IHG might have a representative who reads IHG threads for IHG management. Hopefully, that is so and perhaps a representative can push IHG management to focus on how many points IHG must replace for customers who have been robbed of points from their IHG account.

The aggravation that guests endure knowing their accounts get hacked plus the time and effort to contact IHG to have the stolen points replaced is inexcusable because this happens because of the weak PIN used by IHG.

Among other things, I suggest IHG take a look at Hilton's and Marriott's web site. I suppose some sophisticated hacker could break into an account with those hotels but it would take a fair amount of effort. However, with the simple four digit password PIN used by IHG, it is no wonder guest accounts are repeatedly hacked.

I guess I beat this horse to death.

Suite Disposition

It has only been 1 business day and IHG put all the points taken fraudulently back into my account, so I am happy about that.
I had Ambassador services open a new rewards account with a new account number.

My points and status transferred correctly but my promotion registrations didn't. When they finally did register me for Accelerate, I was given entirely different challenges than I got in December which I am working on getting fixed. The Chase Anniversary night is missing as is my registration and stays for the Mastercard Priceless Experiences promotion.

I had Chase change my IHG credit card account number. I will be talking to Chase Credit Card Fraud dept tomorrow to find out if they have an open investigation and are looking into if our IHG Co-Branded Chase credit cards that were held on IHG's website as our payment methods have been compromised.

I was told that IHG will be switching to passwords but they didn't have a date as to when this will take place. I was told that the website security measures were being increased because of this hack but the representative could not tell me specifics of what was being done.

This has become a huge hassle and I am frustrated knowing that this has happened to other people and I can not get any information from IHG about how this happened and what specific security measures are being updated to protect our account information.

serpens

Yes, but it was a horse worth beating, although it was likely dead from others' beatings before you started.

tassojunior

Others were skeptical this would work but it's been almost 3 weeks and my points are untouched. Before I was getting hacked every day for weeks.

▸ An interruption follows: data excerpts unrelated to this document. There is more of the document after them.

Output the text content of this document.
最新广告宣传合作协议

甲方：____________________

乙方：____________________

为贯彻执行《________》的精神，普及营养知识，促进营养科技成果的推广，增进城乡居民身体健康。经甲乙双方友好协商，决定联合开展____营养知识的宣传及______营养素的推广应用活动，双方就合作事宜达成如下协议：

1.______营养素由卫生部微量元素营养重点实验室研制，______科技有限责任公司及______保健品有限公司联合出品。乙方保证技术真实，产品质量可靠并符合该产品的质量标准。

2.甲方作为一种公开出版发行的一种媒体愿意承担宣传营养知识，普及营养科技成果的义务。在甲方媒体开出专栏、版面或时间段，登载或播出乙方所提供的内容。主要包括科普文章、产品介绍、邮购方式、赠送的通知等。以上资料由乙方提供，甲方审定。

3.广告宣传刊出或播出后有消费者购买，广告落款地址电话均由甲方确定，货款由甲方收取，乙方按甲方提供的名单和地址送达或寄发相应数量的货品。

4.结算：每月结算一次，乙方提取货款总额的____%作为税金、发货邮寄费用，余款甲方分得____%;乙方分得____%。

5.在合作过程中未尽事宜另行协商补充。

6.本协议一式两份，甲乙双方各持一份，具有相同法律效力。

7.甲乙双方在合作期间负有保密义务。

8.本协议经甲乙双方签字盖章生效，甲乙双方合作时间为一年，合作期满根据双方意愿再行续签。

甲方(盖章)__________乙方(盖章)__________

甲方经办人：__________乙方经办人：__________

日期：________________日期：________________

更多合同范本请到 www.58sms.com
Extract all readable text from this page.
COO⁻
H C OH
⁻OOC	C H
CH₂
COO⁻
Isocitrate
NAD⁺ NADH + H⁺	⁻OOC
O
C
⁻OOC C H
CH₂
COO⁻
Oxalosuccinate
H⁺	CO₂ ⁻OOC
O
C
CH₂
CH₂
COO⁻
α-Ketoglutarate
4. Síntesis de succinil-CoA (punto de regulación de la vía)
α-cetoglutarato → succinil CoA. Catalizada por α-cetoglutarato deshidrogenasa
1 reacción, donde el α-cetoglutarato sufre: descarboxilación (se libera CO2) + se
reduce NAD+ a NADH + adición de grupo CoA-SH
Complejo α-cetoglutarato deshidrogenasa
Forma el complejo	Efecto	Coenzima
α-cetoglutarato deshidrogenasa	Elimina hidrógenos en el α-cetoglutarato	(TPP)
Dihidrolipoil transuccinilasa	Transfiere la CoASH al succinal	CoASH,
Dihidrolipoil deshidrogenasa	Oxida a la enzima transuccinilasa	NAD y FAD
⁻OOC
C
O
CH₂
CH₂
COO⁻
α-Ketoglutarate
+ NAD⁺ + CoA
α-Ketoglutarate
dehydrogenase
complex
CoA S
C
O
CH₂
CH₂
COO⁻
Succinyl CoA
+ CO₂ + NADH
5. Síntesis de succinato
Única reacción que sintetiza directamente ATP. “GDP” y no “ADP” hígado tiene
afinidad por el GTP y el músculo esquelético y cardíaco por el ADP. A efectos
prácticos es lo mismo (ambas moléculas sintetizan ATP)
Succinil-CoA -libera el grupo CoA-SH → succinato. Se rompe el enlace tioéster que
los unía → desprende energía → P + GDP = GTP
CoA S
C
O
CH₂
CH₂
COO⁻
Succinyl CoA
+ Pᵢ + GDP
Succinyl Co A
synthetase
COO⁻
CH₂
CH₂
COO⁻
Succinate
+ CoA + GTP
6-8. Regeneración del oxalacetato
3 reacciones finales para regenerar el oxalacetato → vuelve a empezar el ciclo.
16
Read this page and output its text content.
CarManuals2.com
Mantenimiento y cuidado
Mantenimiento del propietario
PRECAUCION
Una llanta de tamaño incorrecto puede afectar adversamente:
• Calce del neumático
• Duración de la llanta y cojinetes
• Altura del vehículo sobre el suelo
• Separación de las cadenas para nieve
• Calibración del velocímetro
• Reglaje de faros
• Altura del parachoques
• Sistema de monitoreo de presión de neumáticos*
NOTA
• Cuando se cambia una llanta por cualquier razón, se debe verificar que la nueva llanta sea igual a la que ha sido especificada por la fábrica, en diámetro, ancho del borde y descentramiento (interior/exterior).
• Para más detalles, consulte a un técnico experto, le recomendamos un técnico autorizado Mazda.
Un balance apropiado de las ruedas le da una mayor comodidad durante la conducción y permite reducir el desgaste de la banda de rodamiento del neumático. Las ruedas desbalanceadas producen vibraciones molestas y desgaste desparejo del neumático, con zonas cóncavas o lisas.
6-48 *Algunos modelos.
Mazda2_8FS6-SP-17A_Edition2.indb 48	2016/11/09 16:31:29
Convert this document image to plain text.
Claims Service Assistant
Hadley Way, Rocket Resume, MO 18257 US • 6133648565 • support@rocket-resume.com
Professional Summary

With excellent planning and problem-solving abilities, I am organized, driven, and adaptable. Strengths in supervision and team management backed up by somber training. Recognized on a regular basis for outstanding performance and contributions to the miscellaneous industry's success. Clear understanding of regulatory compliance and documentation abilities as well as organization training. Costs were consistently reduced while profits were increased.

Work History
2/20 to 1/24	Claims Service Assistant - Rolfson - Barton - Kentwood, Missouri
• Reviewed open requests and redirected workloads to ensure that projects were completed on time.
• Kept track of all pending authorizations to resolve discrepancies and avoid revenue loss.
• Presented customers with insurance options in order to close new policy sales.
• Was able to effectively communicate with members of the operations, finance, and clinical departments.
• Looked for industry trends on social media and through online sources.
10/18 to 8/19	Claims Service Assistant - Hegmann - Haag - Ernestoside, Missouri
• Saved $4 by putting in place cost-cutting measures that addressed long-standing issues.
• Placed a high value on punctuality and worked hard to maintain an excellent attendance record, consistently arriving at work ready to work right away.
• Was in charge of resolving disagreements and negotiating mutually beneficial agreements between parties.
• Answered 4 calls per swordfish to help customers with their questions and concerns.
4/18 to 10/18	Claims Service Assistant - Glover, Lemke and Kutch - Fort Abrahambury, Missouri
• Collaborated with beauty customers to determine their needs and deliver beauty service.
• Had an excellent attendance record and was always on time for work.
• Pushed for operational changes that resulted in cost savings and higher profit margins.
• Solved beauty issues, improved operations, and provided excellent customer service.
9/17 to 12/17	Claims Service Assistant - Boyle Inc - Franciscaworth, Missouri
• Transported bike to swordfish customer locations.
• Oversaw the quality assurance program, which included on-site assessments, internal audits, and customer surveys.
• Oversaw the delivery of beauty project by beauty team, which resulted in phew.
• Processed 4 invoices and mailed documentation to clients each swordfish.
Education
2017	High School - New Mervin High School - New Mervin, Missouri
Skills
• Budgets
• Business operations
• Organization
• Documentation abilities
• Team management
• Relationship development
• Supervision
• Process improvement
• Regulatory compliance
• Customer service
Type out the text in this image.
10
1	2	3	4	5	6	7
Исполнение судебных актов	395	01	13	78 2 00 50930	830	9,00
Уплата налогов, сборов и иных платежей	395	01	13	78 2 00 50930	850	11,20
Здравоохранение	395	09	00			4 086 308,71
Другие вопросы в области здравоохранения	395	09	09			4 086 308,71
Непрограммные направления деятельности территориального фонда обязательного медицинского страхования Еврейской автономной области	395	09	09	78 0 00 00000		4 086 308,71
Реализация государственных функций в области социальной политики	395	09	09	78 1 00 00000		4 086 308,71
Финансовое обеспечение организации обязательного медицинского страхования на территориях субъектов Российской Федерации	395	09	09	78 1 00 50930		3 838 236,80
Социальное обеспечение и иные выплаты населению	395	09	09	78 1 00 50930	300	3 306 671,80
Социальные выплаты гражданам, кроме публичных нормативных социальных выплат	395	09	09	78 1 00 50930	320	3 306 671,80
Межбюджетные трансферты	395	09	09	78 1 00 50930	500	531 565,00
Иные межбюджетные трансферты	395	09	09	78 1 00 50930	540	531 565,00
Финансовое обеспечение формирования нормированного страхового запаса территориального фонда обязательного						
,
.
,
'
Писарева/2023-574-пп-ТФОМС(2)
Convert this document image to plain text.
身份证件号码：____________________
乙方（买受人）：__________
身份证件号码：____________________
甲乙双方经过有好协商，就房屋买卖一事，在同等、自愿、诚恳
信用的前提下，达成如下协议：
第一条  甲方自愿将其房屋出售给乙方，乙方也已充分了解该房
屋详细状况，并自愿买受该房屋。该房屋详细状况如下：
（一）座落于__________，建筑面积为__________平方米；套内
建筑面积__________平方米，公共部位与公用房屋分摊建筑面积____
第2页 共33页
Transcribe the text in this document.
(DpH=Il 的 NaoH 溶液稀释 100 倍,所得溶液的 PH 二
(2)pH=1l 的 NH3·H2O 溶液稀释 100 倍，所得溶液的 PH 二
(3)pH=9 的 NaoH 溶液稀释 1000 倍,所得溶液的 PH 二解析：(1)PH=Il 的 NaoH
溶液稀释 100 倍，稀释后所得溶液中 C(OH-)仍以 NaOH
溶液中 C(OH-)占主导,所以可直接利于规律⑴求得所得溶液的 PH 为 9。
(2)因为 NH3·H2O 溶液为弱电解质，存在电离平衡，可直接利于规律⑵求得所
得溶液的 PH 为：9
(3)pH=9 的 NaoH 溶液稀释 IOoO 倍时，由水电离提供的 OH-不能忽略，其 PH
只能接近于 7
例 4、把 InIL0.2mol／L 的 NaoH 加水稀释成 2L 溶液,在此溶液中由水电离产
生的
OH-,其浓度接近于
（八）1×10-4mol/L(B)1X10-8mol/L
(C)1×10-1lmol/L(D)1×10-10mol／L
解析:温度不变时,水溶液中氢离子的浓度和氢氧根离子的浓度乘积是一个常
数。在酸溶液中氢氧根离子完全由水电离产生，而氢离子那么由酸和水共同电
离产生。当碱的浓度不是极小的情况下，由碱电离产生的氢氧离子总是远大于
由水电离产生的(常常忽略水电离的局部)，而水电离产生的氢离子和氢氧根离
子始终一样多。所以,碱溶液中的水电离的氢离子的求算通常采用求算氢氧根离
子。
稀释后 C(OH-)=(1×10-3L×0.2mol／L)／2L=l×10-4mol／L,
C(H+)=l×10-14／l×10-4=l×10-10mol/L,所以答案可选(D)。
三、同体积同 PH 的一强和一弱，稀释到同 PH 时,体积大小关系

Once your points are in reservations I don't think the hackers are sophisticated enough to get into reservations and cancel them for the points. This may be a bot.

After a month of this nonsense on my account and many others I know of, finally a huge mistake was made in my favor and I can confirm the company has no idea what the hell they're doing or what is going on.

yurtripper

Thanks for the DP but I think I (and countless others) worked that out a long time ago!

tassojunior

update:
Well, the work-around to hide all your points in distant reservations does not work.

After hiding my points for a month I woke up this morning to an email about some HIX reservation I had not made. Checked my account and sure enough my reservations were being canceled as I watched. Phoned IHG, got a very intelligent csr and we froze the account and opened a new one. Half my points were all that were still there as someone had purchased an iPhone with the other half in those 10 minutes. Now waiting for them to cancel that order and return those points plus my Chase free night.

The csr says she does about 2 or 3 of these per day and she's sure they will do away with the 4-digit pin soon. I'm surprised she only handles 2 or 3 per day.

yurtripper

Yes. Myself and others have posted specific reasons why the points booking trick does not protect you against account hacks, yet the myth that it does persistently reappears on this forum.

It's a pity you had to find this out the hard way but thanks for reporting your experiences. Hopefully this will help others avoid the complacency that they can secure their accounts merely by allocating their free points to dummy reservations.